A few days later Hall was dead.

An autopsy was performed given Hall’s claims about what had happened. This is what was written in the report:

“The diaphragmatic upper mouth of the stomach greatly inflamed and ulcerated, and the tunica in the lower part of the stomach burnt; and from the great cavity of it took out a great piece of lead … which weighed exactly seven ounces.”

That bit of lead in his stomach is now in a museum, and if you go to a certain pub in Plymouth today, nearby you’ll see a plaque dedicated to the brave Mr. Hall.

Imminent death

So, yes, you could swallow some molten metal and survive, but you’d likely end up dying with some of the hardened stuff inside of you. One thing is for sure, if those ancients did perform this kind of groovy execution, they would not be out of pocket, because they could just take the hardened gold back once they’d opened the guy up.

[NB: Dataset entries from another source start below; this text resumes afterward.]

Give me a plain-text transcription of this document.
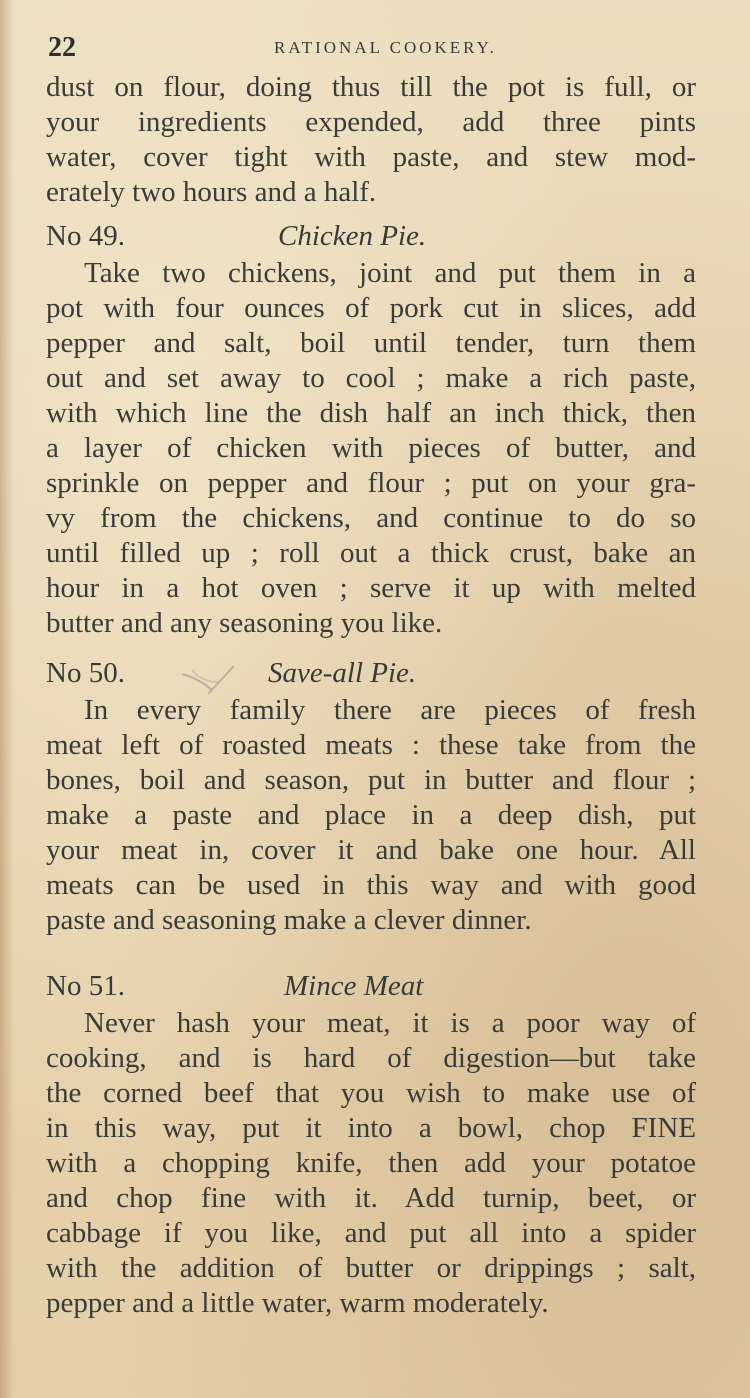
22	RATIONAL COOKERY.
dust on flour, doing thus till the pot is full, or
your ingredients expended, add three pints
water, cover tight with paste, and stew mod-
erately two hours and a half.
No 49.	Chicken Pie.
Take two chickens, joint and put them in a
pot with four ounces of pork cut in slices, add
pepper and salt, boil until tender, turn them
out and set away to cool ; make a rich paste,
with which line the dish half an inch thick, then
a layer of chicken with pieces of butter, and
sprinkle on pepper and flour ; put on your gra-
vy from the chickens, and continue to do so
until filled up ; roll out a thick crust, bake an
hour in a hot oven ; serve it up with melted
butter and any seasoning you like.
No 50.	Save-all Pie.
In every family there are pieces of fresh
meat left of roasted meats : these take from the
bones, boil and season, put in butter and flour ;
make a paste and place in a deep dish, put
your meat in, cover it and bake one hour. All
meats can be used in this way and with good
paste and seasoning make a clever dinner.
No 51.	Mince Meat
Never hash your meat, it is a poor way of
cooking, and is hard of digestion—but take
the corned beef that you wish to make use of
in this way, put it into a bowl, chop FINE
with a chopping knife, then add your potatoe
and chop fine with it. Add turnip, beet, or
cabbage if you like, and put all into a spider
with the addition of butter or drippings ; salt,
pepper and a little water, warm moderately.
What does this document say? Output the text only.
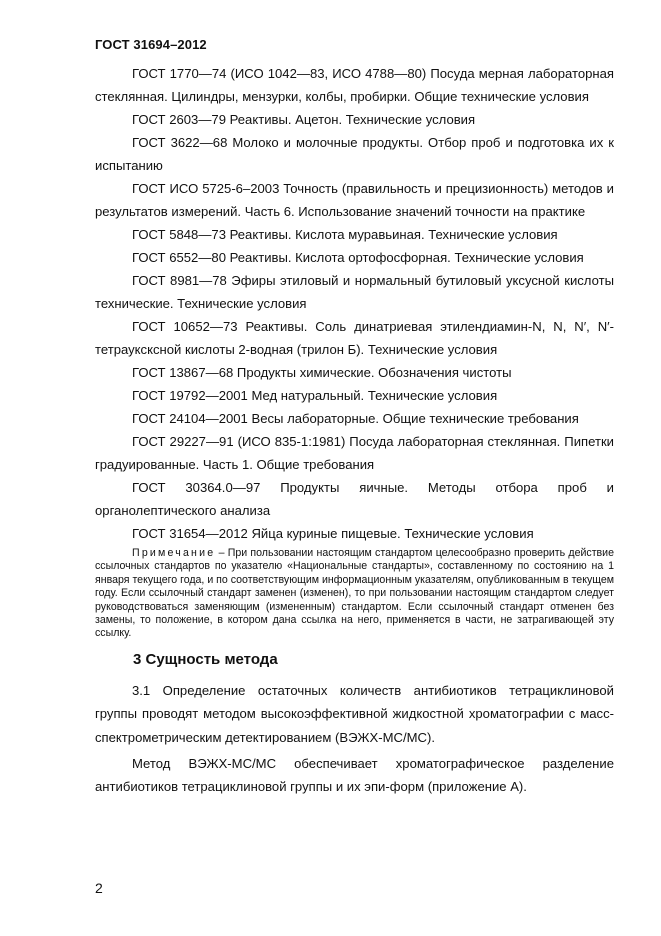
ГОСТ 31694–2012

ГОСТ 1770—74 (ИСО 1042—83, ИСО 4788—80) Посуда мерная лабораторная стеклянная. Цилиндры, мензурки, колбы, пробирки. Общие технические условия

ГОСТ 2603—79 Реактивы. Ацетон. Технические условия

ГОСТ 3622—68 Молоко и молочные продукты. Отбор проб и подготовка их к испытанию

ГОСТ ИСО 5725-6–2003 Точность (правильность и прецизионность) методов и результатов измерений. Часть 6. Использование значений точности на практике

ГОСТ 5848—73 Реактивы. Кислота муравьиная. Технические условия

ГОСТ 6552—80 Реактивы. Кислота ортофосфорная. Технические условия

ГОСТ 8981—78 Эфиры этиловый и нормальный бутиловый уксусной кислоты технические. Технические условия

ГОСТ 10652—73 Реактивы. Соль динатриевая этилендиамин-N, N, N′, N′-тетрауксксной кислоты 2-водная (трилон Б). Технические условия

ГОСТ 13867—68 Продукты химические. Обозначения чистоты

ГОСТ 19792—2001 Мед натуральный. Технические условия

ГОСТ 24104—2001 Весы лабораторные. Общие технические требования

ГОСТ 29227—91 (ИСО 835-1:1981) Посуда лабораторная стеклянная. Пипетки градуированные. Часть 1. Общие требования

ГОСТ 30364.0—97 Продукты яичные. Методы отбора проб и органолептического анализа

ГОСТ 31654—2012 Яйца куриные пищевые. Технические условия

Примечание – При пользовании настоящим стандартом целесообразно проверить действие ссылочных стандартов по указателю «Национальные стандарты», составленному по состоянию на 1 января текущего года, и по соответствующим информационным указателям, опубликованным в текущем году. Если ссылочный стандарт заменен (изменен), то при пользовании настоящим стандартом следует руководствоваться заменяющим (измененным) стандартом. Если ссылочный стандарт отменен без замены, то положение, в котором дана ссылка на него, применяется в части, не затрагивающей эту ссылку.

3 Сущность метода

3.1 Определение остаточных количеств антибиотиков тетрациклиновой группы проводят методом высокоэффективной жидкостной хроматографии с масс-спектрометрическим детектированием (ВЭЖХ-МС/МС).

Метод ВЭЖХ-МС/МС обеспечивает хроматографическое разделение антибиотиков тетрациклиновой группы и их эпи-форм (приложение А).

2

For this reason and more, there’s absolutely no reason to think these kind of punishments didn’t exist.

Was molten lead ever a real torture method outside of Constantine’s God-fearing empire? 

Well, if you read the Old Testament you might believe that to be true because in Leviticus 20:14 there’s a part about someone being punished for having close relations with both his wife and daughter, i.e, an incestual melange-et-trois. It was the bible that probably inspired Constantine to do the same. 

The Biblical link

The Holy Book says that the criminal man was first made to kneel down in a pile of dung, after which a cloth was tied around his throat. The executioners then pulled that cloth tight so the man had no choice but to open his mouth very wide. After that, they poured in the molten lead, thus doing the right thing in the eyes of God by burning the man to death.